Livre : le voyageur hypermoderne

Partir, voyager dans un monde connecté

 

Que devient l’expérience du voyage dans un monde connecté où désormais les moyens de communication ont rompu l’idée d’éloignement ?

 

Les deux chercheurs, Francis Jauréguiberry et Jocelyn Lachance dans leur ouvrage Le voyageur hypermoderne ont étudié les usages de 53 voyageurs d’aujourd’hui pour tenter de répondre à cette question.

Les chercheurs nous informent que l’éloignement ne suffit plus aujourd’hui à déconnecter les voyageurs de leur vie sédentaire. Le voyageur connecté est tenté d’utiliser les différents espaces de communication qui continuent de le relier à ses habitudes.

Les voyageurs rencontrés déclarent faire « une utilisation calculée de leurs moyens de communication ». Les moyens de communication rassurent nos proches nous sachant éloignés,  mais ils ajoutent un frein au sentiment d’aventure qui se perd que ce soit physiquement ou mentalement. C’est devenu plus rare de faire le vide de sa vie quotidienne, de profiter de l’instant présent sans être tenté de réfléchir à ce que l’on va montrer à notre communauté à l’instant T (images, vidéos..)

Un livre à lire pour s’interroger sur ses propres habitudes et les zones franchies lorsqu’on laisse trop souvent par exemple les employeurs nous solliciter en période de vacances.

En quelques années seulement, le fait de ne pas répondre immédiatement à son téléphone portable en est venu à devoir être justifié.
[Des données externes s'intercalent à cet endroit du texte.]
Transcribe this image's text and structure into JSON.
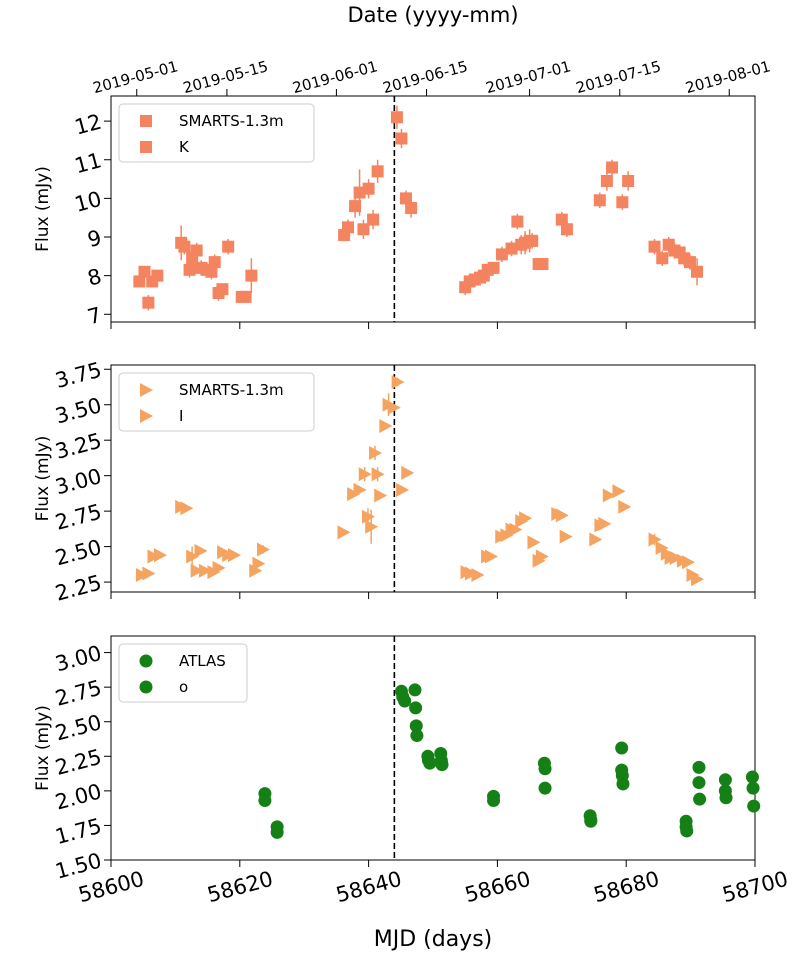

Il faut s’expliquer, voir s’excuser de son absence de réactivité. (…) La normalité est de répondre dans la demi-journée, voir dans l’heure, aux courriels reçus. Il y a de fortes chances pour que la géolocalisation de chacun devienne très vite, elle aussi , tout à fait normale.

A l’ère des cartes postales, au jour du départ, les membres de la famille lançaient au voyageur de la fenêtre de leur maison : tu m’écriras ! Aujourd’hui, ils demandent plutôt : comment seras-tu joignable ?

Lire aussi :

« L’impossible voyage connecté, ou comment le numérique a étouffé le sentiment d’aventure » (http://maisouvaleweb.fr/, Novembre 2016)

Les « vacances Instagram » des moins de 35 ans : un cliché ? : (L’Observatoire E.Leclerc des Nouvelles Consommations / IPSOS)

MAJ du 15/06/2018 : une étude britannique a décrypté le fait que le premier critère de choix d’une destination pour un 18-33 ans britannique serait celui de l’instagrammabilité », c’est-à-dire la photogénie du lieu en question. D’après l’étude, la perspective de publier des photos qui seront « likées » sur les réseaux sociaux est dix fois plu citée que la possibilité même de faire du tourisme.